Como canta Sinatra, “Bregrets, we have a few”. Não é ainda uma “doutrina”, mas a revista britânica (e muitos outros analistas) acredita que do caos está a emergir uma outra concepção política do "Brexit", que tem na nova primeira-ministra, Theresa May, a sua principal intérprete. A revista chama-lhe “revolução conservadora”, mas talvez fosse melhor dizer “contra-revolução conservadora” para distanciá-la da outra revolução liderada por Margaret Thatcher em 1979, com a qual a actual não tem rigorosamente nada a ver. Este novo conservadorismo, muito mais nacionalista e muito menos liberal, não tem nada a ver com aquele que os seus dois antecessores alguma vez representaram. Cameron, que jogou e perdeu com uma ligeireza incompreensível, representava um neoliberalismo menos “conservador”, radicado numa elite privilegiada de amigos dos tempos de Eton ou de Oxford e assente na ortodoxia das contas públicas, na abertura dos mercados e, mais recentemente, no controlo da imigração, quando esta passou a ser a preocupação número um dos britânicos.

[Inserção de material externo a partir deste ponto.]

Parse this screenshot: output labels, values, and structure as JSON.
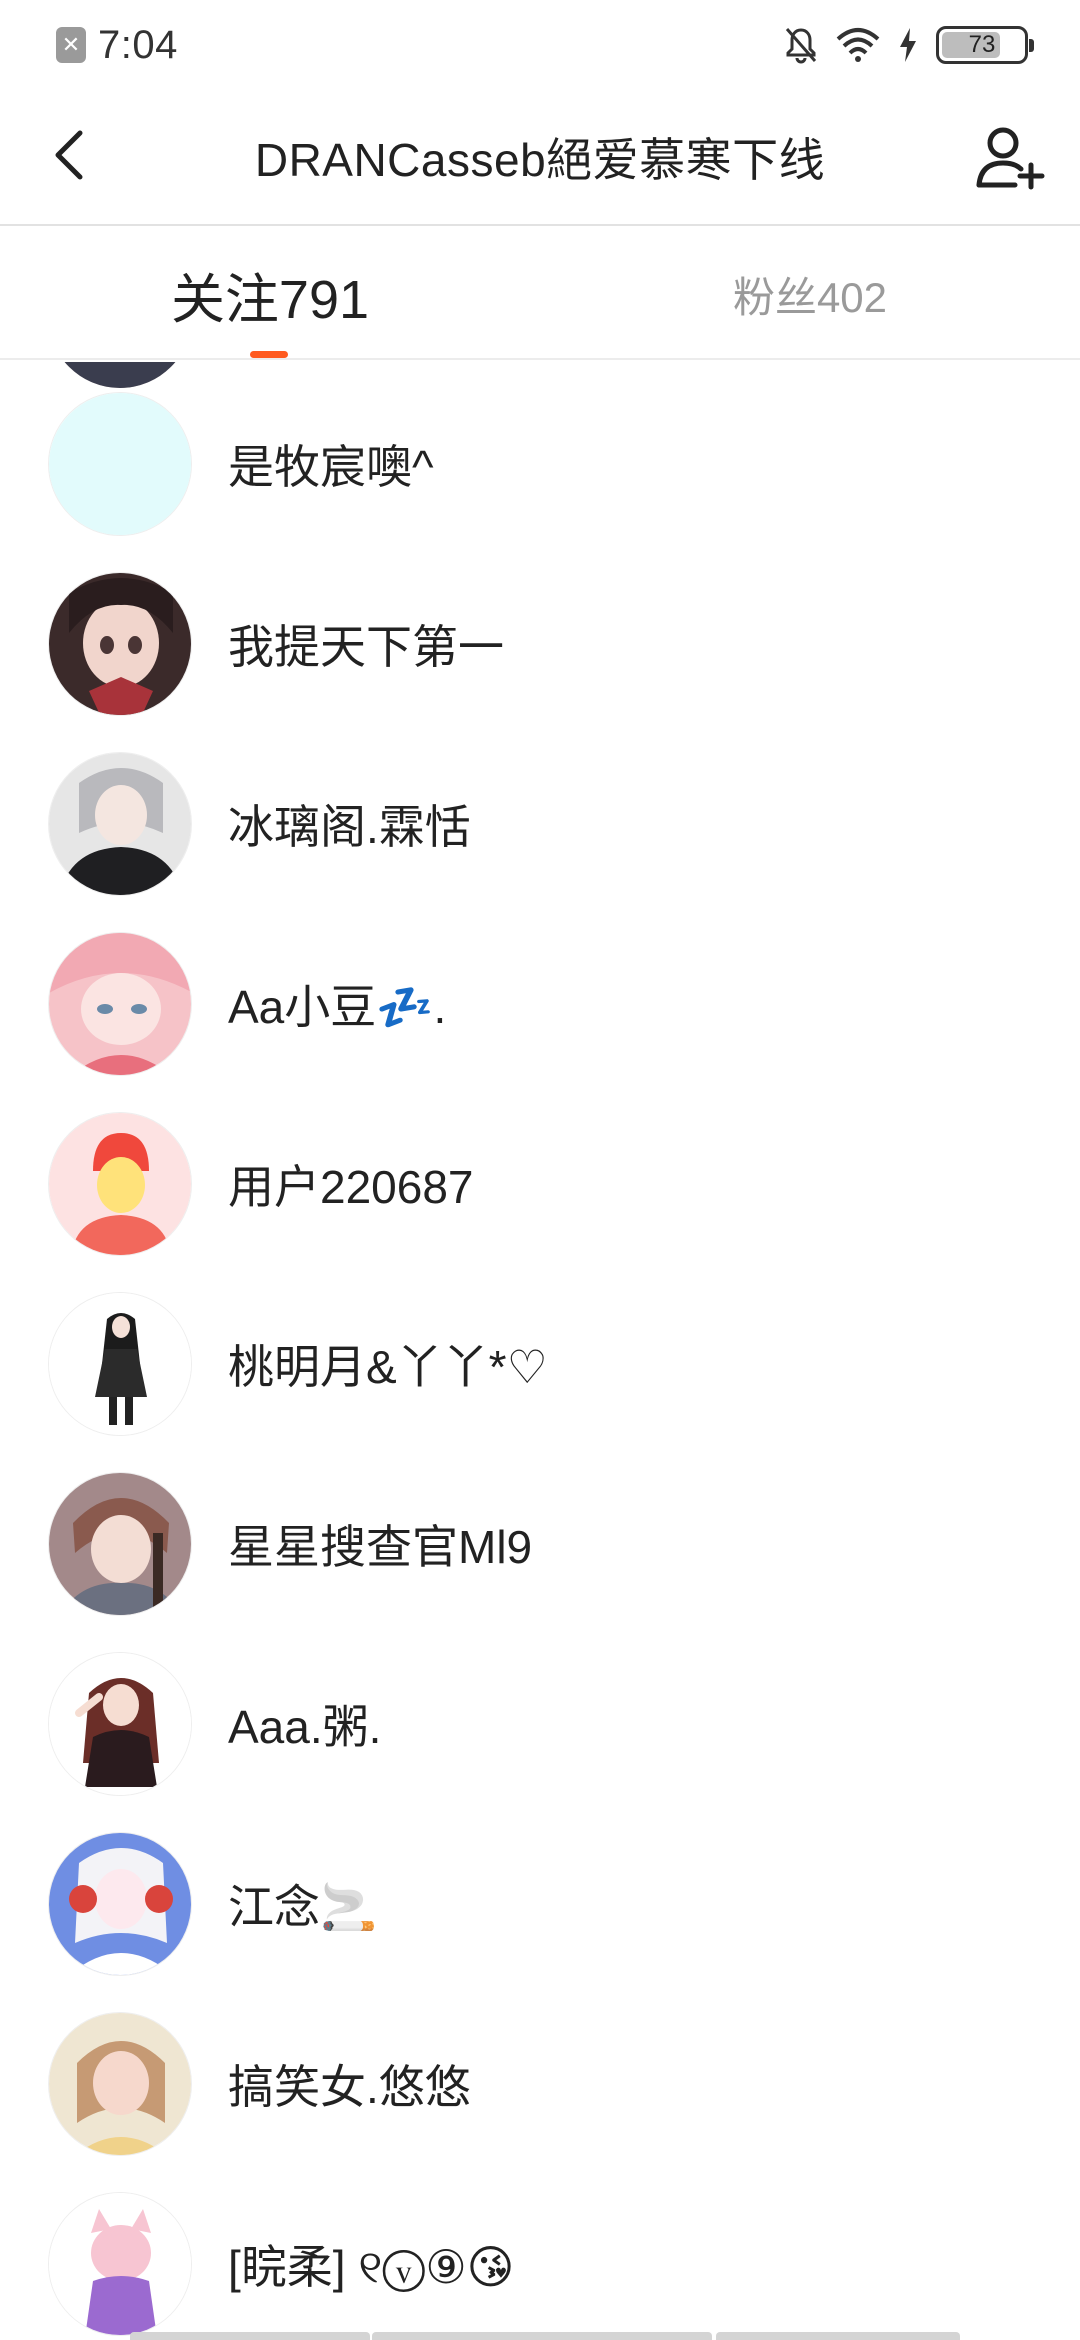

May não aceita nada disto. Quer um país “para todos”, despreza a elite cosmopolita, nega a tradição britânica de abertura ao mundo, defende uma política de “britanização” que chega a rondar a xenofobia. Disse-o com todas as letras no discurso com que abriu a Conferência dos Conservadores, a 5 de Outubro. Agradeceu a Cameron em meia dúzia de palavras e anunciou que agora “é preciso mudar outra vez”. É preciso governar para “milhões de cidadãos fartos de imigrantes, de elites distantes e do consenso do laissez-fair”. Foi ainda mais longe, ao prometer “abraçar um novo território do centro, a partir do qual o Governo possa agir”. Thatcher dissera que não havia essa coisa chamada sociedade, mas apenas indivíduos. Ela diz que não há cidadãos do mundo. “Se acreditam que são cidadãos do mundo, é porque são cidadãos de sítio nenhum”. Anunciou que o seu governo vai identificar as indústrias consideradas estratégicas. Deixou um aviso à independência excessiva do Banco de Inglaterra, que já tentou corrigir, depois dos protestos do seu governador, por sinal um canadiano.

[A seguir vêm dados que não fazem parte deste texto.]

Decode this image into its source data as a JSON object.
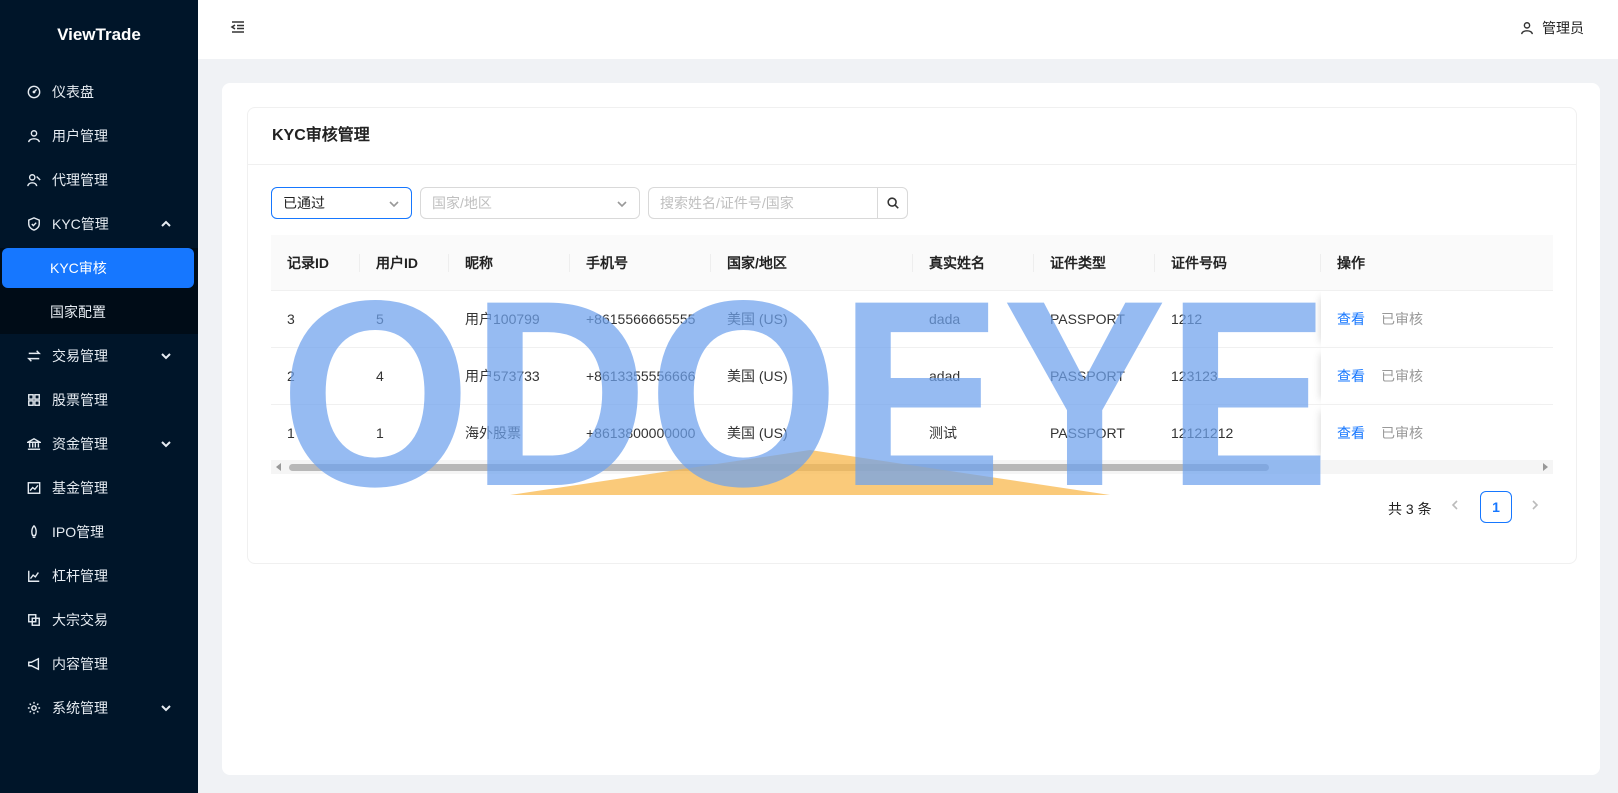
{
  "app": {
    "title": "ViewTrade"
  },
  "header": {
    "user_label": "管理员"
  },
  "sidebar": {
    "items": [
      {
        "label": "仪表盘"
      },
      {
        "label": "用户管理"
      },
      {
        "label": "代理管理"
      },
      {
        "label": "KYC管理"
      },
      {
        "label": "交易管理"
      },
      {
        "label": "股票管理"
      },
      {
        "label": "资金管理"
      },
      {
        "label": "基金管理"
      },
      {
        "label": "IPO管理"
      },
      {
        "label": "杠杆管理"
      },
      {
        "label": "大宗交易"
      },
      {
        "label": "内容管理"
      },
      {
        "label": "系统管理"
      }
    ],
    "kyc_sub": [
      {
        "label": "KYC审核"
      },
      {
        "label": "国家配置"
      }
    ]
  },
  "page": {
    "title": "KYC审核管理"
  },
  "filters": {
    "status_value": "已通过",
    "country_placeholder": "国家/地区",
    "search_placeholder": "搜索姓名/证件号/国家"
  },
  "table": {
    "columns": [
      "记录ID",
      "用户ID",
      "昵称",
      "手机号",
      "国家/地区",
      "真实姓名",
      "证件类型",
      "证件号码",
      "操作"
    ],
    "rows": [
      {
        "id": "3",
        "user_id": "5",
        "nickname": "用户100799",
        "phone": "+8615566665555",
        "country": "美国 (US)",
        "real_name": "dada",
        "doc_type": "PASSPORT",
        "doc_no": "1212",
        "action_view": "查看",
        "action_status": "已审核"
      },
      {
        "id": "2",
        "user_id": "4",
        "nickname": "用户573733",
        "phone": "+8613355556666",
        "country": "美国 (US)",
        "real_name": "adad",
        "doc_type": "PASSPORT",
        "doc_no": "123123",
        "action_view": "查看",
        "action_status": "已审核"
      },
      {
        "id": "1",
        "user_id": "1",
        "nickname": "海外股票",
        "phone": "+8613800000000",
        "country": "美国 (US)",
        "real_name": "测试",
        "doc_type": "PASSPORT",
        "doc_no": "12121212",
        "action_view": "查看",
        "action_status": "已审核"
      }
    ]
  },
  "pagination": {
    "total_text": "共 3 条",
    "current_page": "1"
  },
  "watermark": {
    "text": "ODOEYE",
    "color": "#6ea2ee"
  },
  "colors": {
    "accent": "#1677ff",
    "sidebar_bg": "#001529"
  }
}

2. A filosofia que inspirou os governos britânicos de Thatcher e Cameron passando por Blair, acaba de ver a sua morte anunciada. “May remete Cameron para a História, num discurso populista”, escreve o Guardian. Por vezes com laivos de esquerda. “No coração do discurso de May esteve a defesa do papel do Estado para garantir a justiça e a segurança”. Mas o lado mais preocupante desta inesperada “revolução” foram as medidas já anunciadas para os estrangeiros que trabalham no Reino Unido, com indisfarçável ressonância a UKIP. No início de Outubro, o Governo decidiu que os (muitos) académicos estrangeiros que trabalhem em equipas de consultores do Governo devem ser imediatamente afastados. O argumento é que, não sendo britânicos, podem fazer o papel de espiões. A medida está a gerar um coro de protestos. A ministra que a substituiu nos Assuntos Internos, Ambar Rudd, quer que as empresas informem sobre a percentagem de trabalhadores estrangeiros nos seus quadros. “A ocupar empregos que os britânicos podem fazer”. Rudd anunciou que vai “cair em cima” dos vistos destinados aos estudantes estrangeiros que vão estudar para as excelentes universidades britânicas, que só beneficiam com isso.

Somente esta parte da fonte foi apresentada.